Optional injection of the per-coordinate WoSIS query function. Default uses .query_nearest_wosis_wrb. Tests pass a stub here to exercise the join logic without network.

...

Forwarded to download_ossl_subset.

Value

A list with Xr (numeric matrix), Yr (data frame with the labels attached), and metadata (list with the OSSL fetch metadata + the join statistics: number of profiles labeled, average / max distance, WoSIS endpoint, snapshot date).

Why this function exists

OSSL stores Vis-NIR / MIR spectra and lab data but typically lacks WRB Reference Soil Group labels on most profiles (KSSL data is USDA-flavoured; non-US contributions are inconsistent). WoSIS, by contrast, archives ~228 000 profiles with WRB labels but no spectra. This function bridges the two so the user can run classify_by_spectral_neighbours on a real-data OSSL library without having to do the spatial join themselves.

Caveats and provenance

WRB labels obtained via spatial join are weak labels. The same physical location may have been classified differently across surveys (different WRB editions, different interpretations). Each row carries:

  • wrb_label_source = "wosis_spatial_join": label inherited from a WoSIS neighbour within max_distance_km.

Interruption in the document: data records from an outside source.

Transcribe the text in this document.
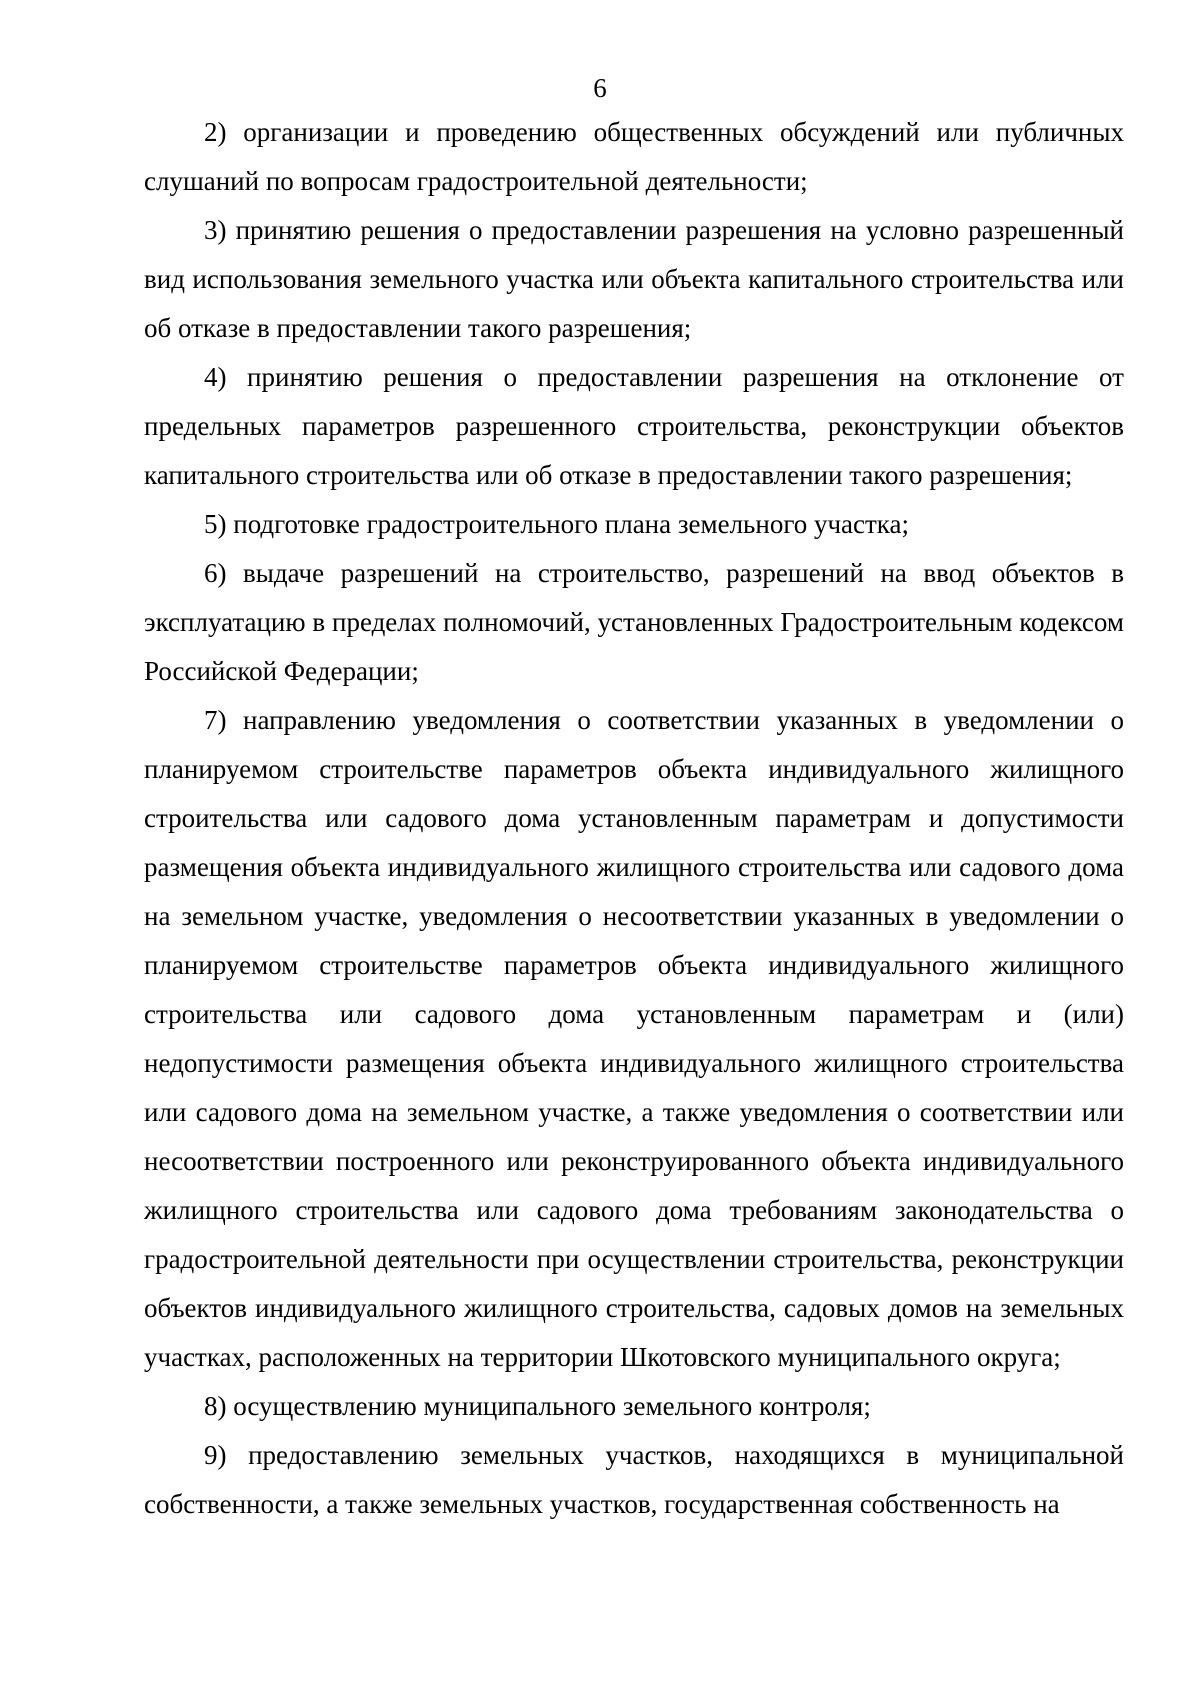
6

2) организации и проведению общественных обсуждений или публичных слушаний по вопросам градостроительной деятельности;

3) принятию решения о предоставлении разрешения на условно разрешенный вид использования земельного участка или объекта капитального строительства или об отказе в предоставлении такого разрешения;

4) принятию решения о предоставлении разрешения на отклонение от предельных параметров разрешенного строительства, реконструкции объектов капитального строительства или об отказе в предоставлении такого разрешения;

5) подготовке градостроительного плана земельного участка;

6) выдаче разрешений на строительство, разрешений на ввод объектов в эксплуатацию в пределах полномочий, установленных Градостроительным кодексом Российской Федерации;

7) направлению уведомления о соответствии указанных в уведомлении о планируемом строительстве параметров объекта индивидуального жилищного строительства или садового дома установленным параметрам и допустимости размещения объекта индивидуального жилищного строительства или садового дома на земельном участке, уведомления о несоответствии указанных в уведомлении о планируемом строительстве параметров объекта индивидуального жилищного строительства или садового дома установленным параметрам и (или) недопустимости размещения объекта индивидуального жилищного строительства или садового дома на земельном участке, а также уведомления о соответствии или несоответствии построенного или реконструированного объекта индивидуального жилищного строительства или садового дома требованиям законодательства о градостроительной деятельности при осуществлении строительства, реконструкции объектов индивидуального жилищного строительства, садовых домов на земельных участках, расположенных на территории Шкотовского муниципального округа;

8) осуществлению муниципального земельного контроля;

9) предоставлению земельных участков, находящихся в муниципальной собственности, а также земельных участков, государственная собственность на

  • wrb_label_distance_km: the distance to that neighbour (NA when no neighbour was found within tolerance).

  • wrb_label_source = "ossl_native": label was already present in OSSL Yr (rare; preserved verbatim).

  • wrb_label_source = "missing": no neighbour within tolerance; the row stays unlabeled and will be skipped downstream.

Treat the labels as priors, not ground truth.

Examples

if (FALSE) { # \dontrun{
# Real OSSL South-America subset with WRB labels:
lib <- download_ossl_subset_with_labels(
  region          = "south_america",
  max_distance_km = 10
)
table(lib$Yr$wrb_rsg, useNA = "always")
table(lib$Yr$wrb_label_source)

# Drop into the spectral analogy classifier:
res <- classify_by_spectral_neighbours(
  spectrum     = my_query_spectrum,
  ossl_library = lib,
  k            = 25,
  region       = list(lat = -22.7, lon = -43.7,
                      radius_km = 500)
)
} # }